I don't think it an exaggeration. Grief is exactly what it is. One gets married in a monogamous relationship thinking "THIS is the deal:" this vision of a future, these shared goals. If the poly bomb happens after such a marriage, the partner is suggesting something that basically negates the original deal. Grieving over the loss of the "old normal," the old idea of what the future was supposed to be, is natural.

Then the couple has to figure out what is next. This may very well be a dealbreaker for some. They don't want to sign up for a new deal.

And it means a total shift for others, who might be willing to try, but then have to find out if they actually are able to do poly together, or not. Just because you've been married monogamously to someone doesn't mean you are automatically compatible for doing poly together.

My wife actually said she felt relieved to introduce the idea of opening our marriage, like removing a burden, even if she knew it was a heavy weight shifted to me. She didn’t feel guilty at all. She did absolutely no research, knew nothing about it. She just threw it out there. Maybe that’s where there is a gender difference. Is one gender more likely to learn about polyamory before mentioning it or proposing it? Do men and women introduce it differently? Do we react differently?

I don't think it is a gender thing. I think it is an individual thing. I'm female. I'm not going to buy a car, a house, etc., without looking into it and figuring out what suits me and my budget best. I certainly wouldn't do a major relationship dynamic change without looking into it and figuring out what suits me best on my bandwidth.

Galagirl
 
Thank you both! It's a person thing, I guess. I didn't even expect to say it. I had triggers. I'm sure part of me was mulling it over. It was a poly bomb, and I regret that, but now I can't change it. There is no backspace button on this one. I've been tripping all over the place, doing things and then saying to myself, "Well, that was a bad idea. Don't want to do that again."

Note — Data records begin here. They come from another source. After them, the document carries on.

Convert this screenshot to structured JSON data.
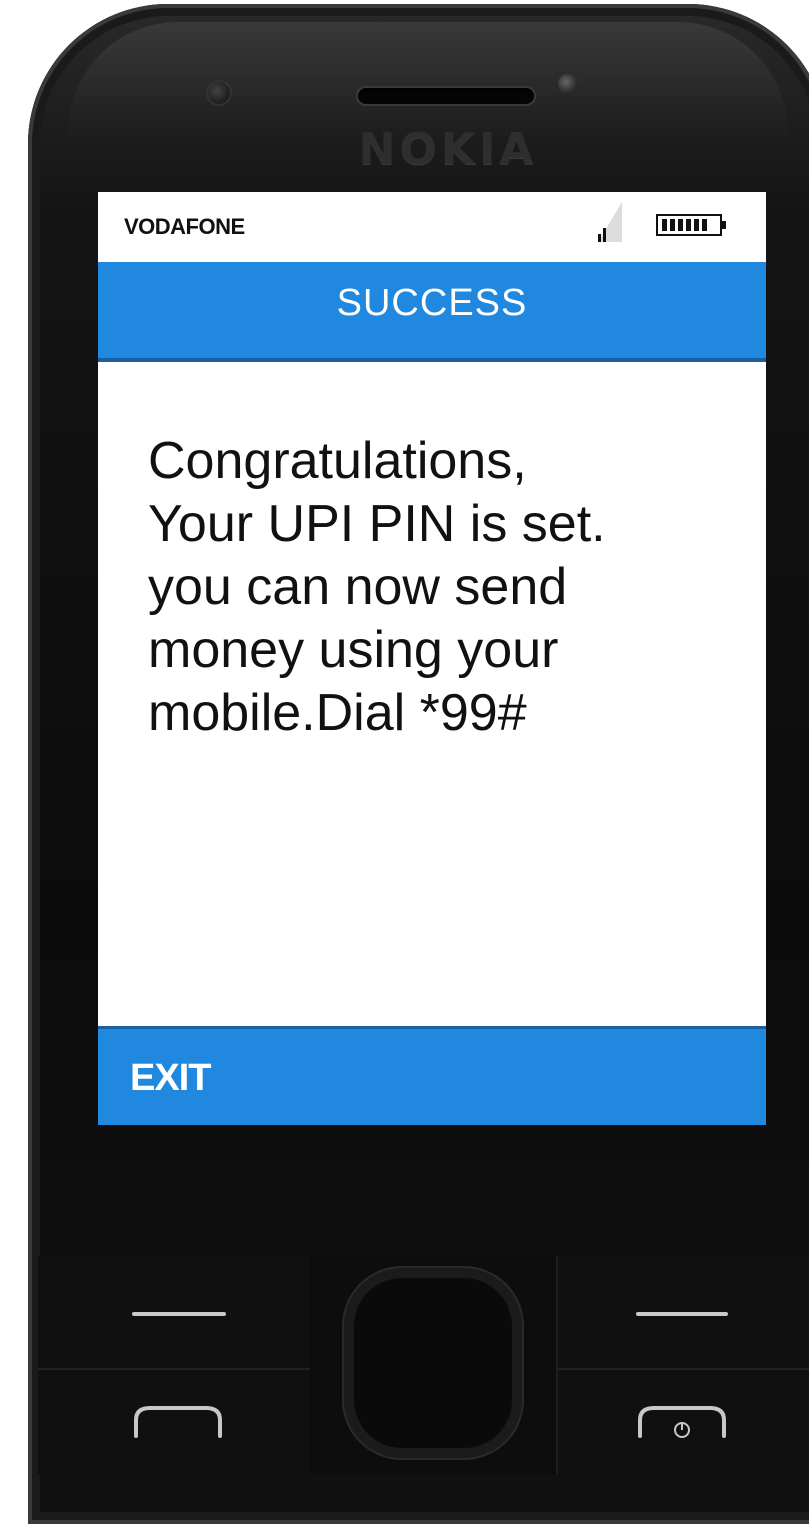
{
  "device": {
    "brand": "NOKIA"
  },
  "status_bar": {
    "carrier": "VODAFONE",
    "signal_icon": "signal-icon",
    "battery_icon": "battery-icon"
  },
  "screen": {
    "title": "SUCCESS",
    "message": "Congratulations,\nYour UPI PIN is set.\nyou can now send\nmoney using your\nmobile.Dial *99#",
    "left_softkey": "EXIT"
  },
  "colors": {
    "accent": "#2188e0",
    "body": "#0b0b0b",
    "screen_bg": "#ffffff"
  }
}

I have been studying and I am doing a lot of self-exploration and working with my partner and letting down those defensive walls; I didn't realize how strong and high they were. Two things have helped immensely: communication with my partner, and looking deeper into myself and asking myself questions about emotions, responses and where I want to go from here.

Like you, I am very grateful to have found this site.
 
Sorry to hear that, but I'm glad you came back here.